Monologue (Damaged Roots, 2017)

It’s common for people who grew up across and between cultures to wonder who they would have been if they hadn’t moved. I have often wondered if I would be different if I had never left my home city, if I had stayed and taken part in all the rituals and rites of passage of a more traditional, monocultural life. Would I feel happy and settled, or would I still be as restless as I am?

The Other Me

I’ve thought about her a lot over the years. Sometimes she is exactly where I left her, perched on the windowsill of that second floor apartment, dusty net curtains pushed aside, watching with fascination the boys and girls in their white dresses and robes in the Holy Communion procession. She can’t wait until it’s her turn to wear the white dress and white shoes with little heels, but most of all she wants to wear the flower wreath with the veil. She wants to scatter flower petals out of a little basket. She presses her nose against the glass, counting how many years she has to wait: Four or five. Too long! A lot can happen.

Other times she’s older and walking to school. This is already after… you know… so I can’t picture her that clearly. She looks like someone who maybe doesn’t have that much money and there’s really nothing interesting or unique about her appearance, but she looks perfectly happy the way she is. She crosses the street and enters the park and I know she is a whole person, with nothing missing or out of place.

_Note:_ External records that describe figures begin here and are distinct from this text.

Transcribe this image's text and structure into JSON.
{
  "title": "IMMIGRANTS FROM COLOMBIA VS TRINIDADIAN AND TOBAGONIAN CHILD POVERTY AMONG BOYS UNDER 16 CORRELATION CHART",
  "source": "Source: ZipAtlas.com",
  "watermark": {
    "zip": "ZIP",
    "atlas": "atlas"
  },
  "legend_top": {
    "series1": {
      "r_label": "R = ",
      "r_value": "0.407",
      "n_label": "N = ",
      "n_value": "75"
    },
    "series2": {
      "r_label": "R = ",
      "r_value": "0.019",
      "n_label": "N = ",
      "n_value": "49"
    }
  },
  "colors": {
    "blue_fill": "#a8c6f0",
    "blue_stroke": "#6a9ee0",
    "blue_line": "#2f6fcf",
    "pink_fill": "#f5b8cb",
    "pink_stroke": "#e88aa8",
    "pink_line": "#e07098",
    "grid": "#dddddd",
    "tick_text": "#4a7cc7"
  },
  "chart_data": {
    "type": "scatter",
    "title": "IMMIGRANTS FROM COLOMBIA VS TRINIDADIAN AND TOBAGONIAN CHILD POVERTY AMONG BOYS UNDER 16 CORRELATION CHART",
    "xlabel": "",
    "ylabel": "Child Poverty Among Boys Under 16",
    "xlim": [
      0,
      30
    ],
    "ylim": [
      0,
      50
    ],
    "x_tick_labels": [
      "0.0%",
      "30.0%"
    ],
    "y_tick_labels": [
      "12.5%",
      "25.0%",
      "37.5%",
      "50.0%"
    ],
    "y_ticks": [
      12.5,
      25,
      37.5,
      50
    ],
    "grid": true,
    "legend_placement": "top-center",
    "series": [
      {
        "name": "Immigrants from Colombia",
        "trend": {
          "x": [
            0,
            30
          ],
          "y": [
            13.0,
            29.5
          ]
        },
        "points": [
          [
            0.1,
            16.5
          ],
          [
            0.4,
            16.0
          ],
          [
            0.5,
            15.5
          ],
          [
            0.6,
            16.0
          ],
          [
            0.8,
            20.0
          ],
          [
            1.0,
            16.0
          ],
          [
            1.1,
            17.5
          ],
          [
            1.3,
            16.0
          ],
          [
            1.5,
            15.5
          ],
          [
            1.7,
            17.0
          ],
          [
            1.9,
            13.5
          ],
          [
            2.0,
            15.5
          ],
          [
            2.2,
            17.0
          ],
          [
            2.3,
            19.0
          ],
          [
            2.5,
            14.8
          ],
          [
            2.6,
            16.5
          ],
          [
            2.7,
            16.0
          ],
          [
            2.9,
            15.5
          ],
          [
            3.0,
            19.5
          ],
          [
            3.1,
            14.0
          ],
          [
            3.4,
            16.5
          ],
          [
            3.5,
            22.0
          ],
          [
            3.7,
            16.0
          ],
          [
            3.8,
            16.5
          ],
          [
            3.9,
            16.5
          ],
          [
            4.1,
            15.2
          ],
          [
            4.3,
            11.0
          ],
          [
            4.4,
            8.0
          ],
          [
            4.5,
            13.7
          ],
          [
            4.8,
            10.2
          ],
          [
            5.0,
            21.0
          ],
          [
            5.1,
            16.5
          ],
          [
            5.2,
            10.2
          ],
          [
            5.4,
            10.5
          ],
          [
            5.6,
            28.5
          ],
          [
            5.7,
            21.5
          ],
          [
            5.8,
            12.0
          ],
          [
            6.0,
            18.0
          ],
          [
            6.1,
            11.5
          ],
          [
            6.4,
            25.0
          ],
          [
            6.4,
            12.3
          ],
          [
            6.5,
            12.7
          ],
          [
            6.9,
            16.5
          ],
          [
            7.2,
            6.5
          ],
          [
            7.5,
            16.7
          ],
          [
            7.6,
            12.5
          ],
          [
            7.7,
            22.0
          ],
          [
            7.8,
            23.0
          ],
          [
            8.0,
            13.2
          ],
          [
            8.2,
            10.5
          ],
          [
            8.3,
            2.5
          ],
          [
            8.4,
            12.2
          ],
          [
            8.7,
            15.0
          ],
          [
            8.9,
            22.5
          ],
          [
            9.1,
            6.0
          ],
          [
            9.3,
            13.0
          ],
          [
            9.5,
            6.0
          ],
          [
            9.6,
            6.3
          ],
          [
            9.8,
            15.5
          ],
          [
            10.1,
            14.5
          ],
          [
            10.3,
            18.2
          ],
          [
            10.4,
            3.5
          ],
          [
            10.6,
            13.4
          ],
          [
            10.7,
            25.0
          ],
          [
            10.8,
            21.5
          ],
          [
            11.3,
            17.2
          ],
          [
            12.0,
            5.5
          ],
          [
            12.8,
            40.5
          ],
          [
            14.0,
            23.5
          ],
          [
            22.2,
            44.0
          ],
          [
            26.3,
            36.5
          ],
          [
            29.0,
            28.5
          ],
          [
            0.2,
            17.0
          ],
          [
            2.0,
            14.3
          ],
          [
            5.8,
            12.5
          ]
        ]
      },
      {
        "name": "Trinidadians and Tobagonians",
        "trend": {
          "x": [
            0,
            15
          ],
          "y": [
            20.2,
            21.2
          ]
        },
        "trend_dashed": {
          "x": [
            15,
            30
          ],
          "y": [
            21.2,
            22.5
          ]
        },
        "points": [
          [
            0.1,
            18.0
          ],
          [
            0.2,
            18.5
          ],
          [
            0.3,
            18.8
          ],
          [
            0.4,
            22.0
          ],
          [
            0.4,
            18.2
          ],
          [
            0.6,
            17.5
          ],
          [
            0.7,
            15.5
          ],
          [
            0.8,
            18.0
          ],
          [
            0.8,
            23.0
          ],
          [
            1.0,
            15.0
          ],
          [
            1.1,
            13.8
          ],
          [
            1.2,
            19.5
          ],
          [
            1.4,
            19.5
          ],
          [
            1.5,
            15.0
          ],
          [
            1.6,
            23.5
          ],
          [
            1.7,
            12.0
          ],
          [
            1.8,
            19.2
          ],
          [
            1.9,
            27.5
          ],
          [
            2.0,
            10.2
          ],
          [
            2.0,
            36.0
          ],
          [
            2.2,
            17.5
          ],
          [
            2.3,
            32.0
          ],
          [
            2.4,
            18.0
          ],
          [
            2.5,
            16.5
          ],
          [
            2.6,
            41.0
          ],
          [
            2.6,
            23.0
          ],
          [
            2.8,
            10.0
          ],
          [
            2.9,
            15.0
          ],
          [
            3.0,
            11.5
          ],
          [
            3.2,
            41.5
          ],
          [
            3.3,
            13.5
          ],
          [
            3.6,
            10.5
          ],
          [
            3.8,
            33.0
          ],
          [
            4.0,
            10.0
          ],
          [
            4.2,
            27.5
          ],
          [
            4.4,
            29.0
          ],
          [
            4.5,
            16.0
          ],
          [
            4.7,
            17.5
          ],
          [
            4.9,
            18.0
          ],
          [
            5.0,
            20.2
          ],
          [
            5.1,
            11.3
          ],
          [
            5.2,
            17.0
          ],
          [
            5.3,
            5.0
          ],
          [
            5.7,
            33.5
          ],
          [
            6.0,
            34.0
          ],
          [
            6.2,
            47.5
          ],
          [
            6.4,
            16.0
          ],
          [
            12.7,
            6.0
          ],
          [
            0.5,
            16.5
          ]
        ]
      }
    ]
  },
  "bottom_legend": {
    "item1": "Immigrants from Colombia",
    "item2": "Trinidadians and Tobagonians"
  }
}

I find it even harder to picture her later in her life. There are too many possibilities, too many questions. What became of her? Who is she, this other me? The me that stayed, was never pulled from the earth. Was there ever a time when I stood at the crossroads and I was both me and her at the same time? Then, when I left, she stayed behind and now here I am, in another dimension, wandering around like a restless phantom, searching the world for answers. Or is she the phantom, hovering just outside my peripheral vision, walking behind me, tapping me on the shoulder and then disappearing. She whispers in my ear, ‘It’s not too late, you know,’ she says. ‘Whenever you lose something, all you have to do is retrace your steps and you’ll find it eventually.’ But I ignore her because I’ve grown accustomed to travelling on roads that lead to places, not times.

 

Over the past couple of years I’ve been working on a solo performance project about my journey to understanding home and belonging as a TCK. It’s taken SO long but I just couldn’t figure out how to tell the story on stage. The project has gone through countless possible incarnations in my mind and on paper but it is now – finally – nearly there. I’m so excited. I’m tired of writing – I can’t wait to start rehearsing! I’ve written so much material that I won’t be using, so I’ve decided to publish some of it here. Monologues, poems, vignettes , fragments of a fragmented identity. I would love to know your thoughts.